Cette situation suscite l’insécurité alimentaire et provoque des développements humanitaires dans toute l’Afrique, puisque les dépenses alimentaires représentent 75% du revenu des groupes les plus pauvres d’Afrique, alors que plus d’un cinquième de tous les Africains sont déjà victimes d’insécurité alimentaire. Il est donc urgent de capitaliser le Programme d’accélération de l’adaptation en Afrique, lancé l’année dernière.

Il a été réaffirmé par les dirigeants africains, la direction de l’Union Africaine et de la Banque africaine de développement comme l’effort d’adaptation phare du continent et le véhicule de mise en oeuvre de l’Initiative pour l’adaptation en Afrique (AAI). L’Afrique a un déficit de financement en matière d’adaptation de 41 milliards de dollars par an et aucun autre programme ne peut se comparer à l’ambition des 25 milliards de dollars de l’AAAP, qui permet déjà d’agir sur le terrain à grande échelle pour catalyser une transformation résiliente.

Si le volume financier de l’AAAP a déjà été capitalisé à hauteur de la moitié, la COP27 devra être l’occasion pour la communauté internationale de faire preuve de solidarité avec les efforts d’adaptation audacieux du continent le plus vulnérable du monde en comblant le besoin en ressources non encore satisfait pour les actions climatiques du Fonds africain de développement. Enfin, au-delà de l’accompagnement de la communauté internationale, des mesures et des décisions sont nécessaires au plan continental.

À cet égard, comme l’indique un analyste, la Zone de libre-échange continentale (ZLECAF) offre une véritable opportunité de bâtir des économies africaines plus résilientes et mieux adaptées aux défis du changement climatique. Inutile donc de rappeler que le monde doit accompagner les efforts de l’Afrique dans cette direction.



Wolondouka SIDIBE


Bon à savoir
 
Le développement le plus significatif pour l’adaptation lors de la Conférence des Nations Unies sur les changements climatiques à Glasgow (COP26) s’est traduit par un nouvel engagement destiné à mettre le financement international de l’adaptation sur un pied d’égalité avec l’atténuation. La concrétisation de l’accord de la COP26 pour que les nations développées doublent le financement de l’adaptation d’ici à 2025 n’est pas seulement un élément essentiel pour exploiter tout le potentiel des mesures d’adaptation en Afrique et dans le monde.

Il s’agit également d’un facteur décisif pour restaurer la confiance envers la coopération internationale afin de lutter contre le dérèglement climatique dans un contexte marqué par un réchauffement et des impacts climatiques de plus en plus rapides et par l’aggravation des injustices mondiales.
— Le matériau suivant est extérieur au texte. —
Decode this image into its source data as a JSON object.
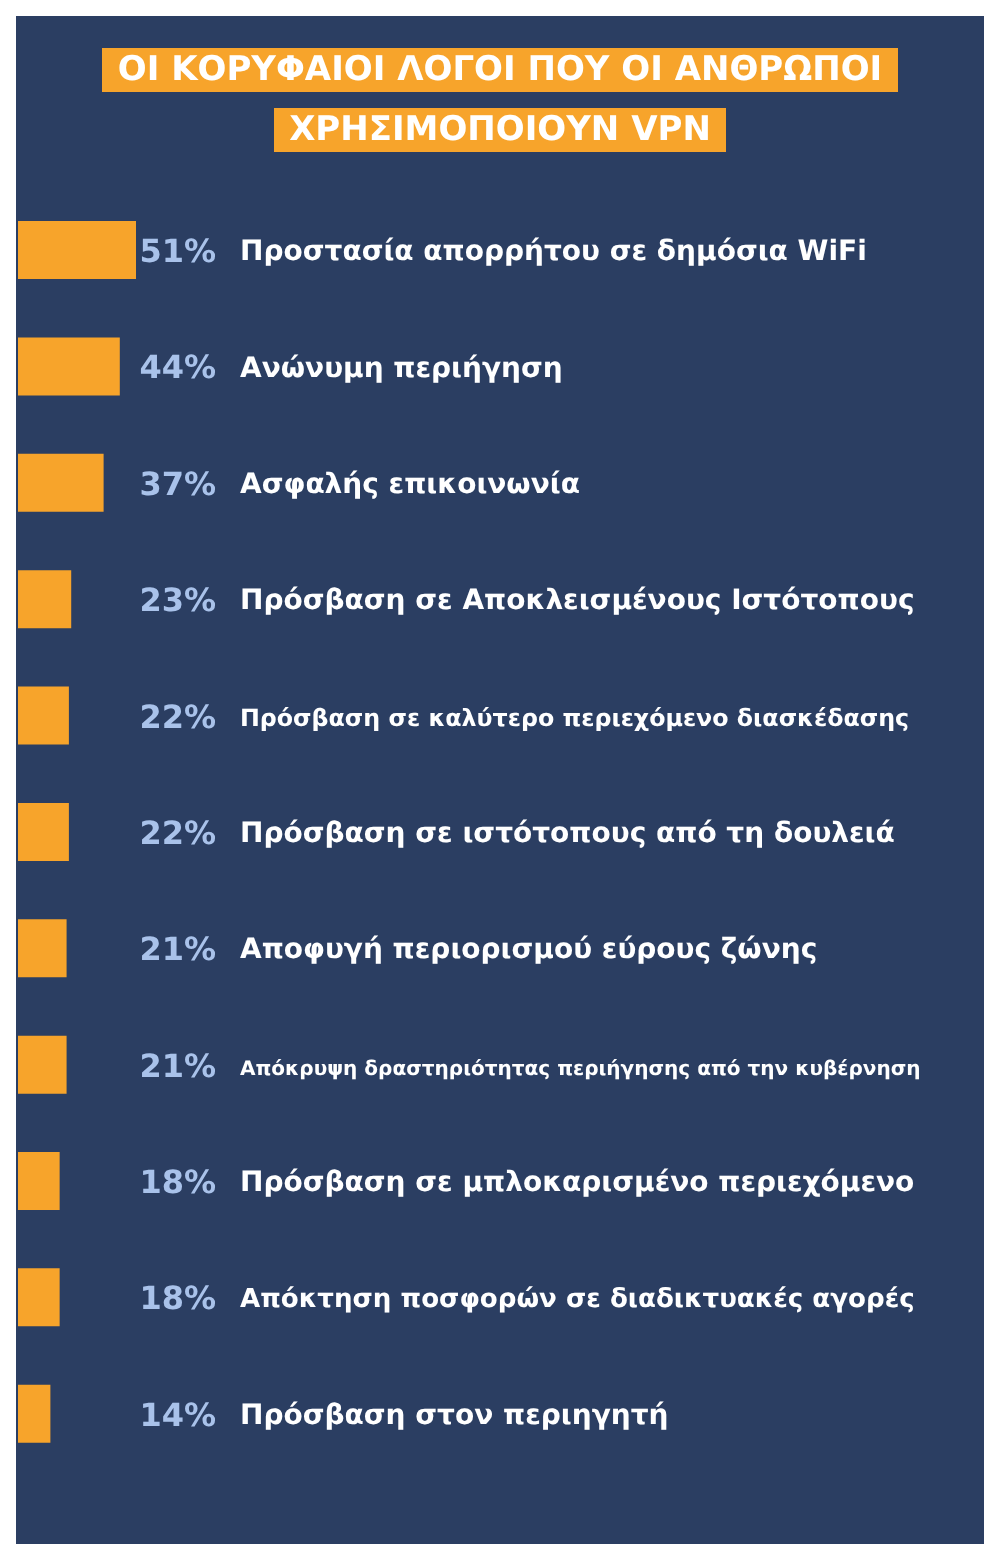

Un plan de mise en oeuvre autonome et transparent témoignant des progrès accomplis vers l’objectif de multiplication par deux en 2025, et démontrant notamment que des fonds sont alloués à des programmes nationaux, en particulier dans le cadre de l’AAAP de l’Afrique, constituerait un résultat puissant pour la COP27 à Sharm-al-Sheikh.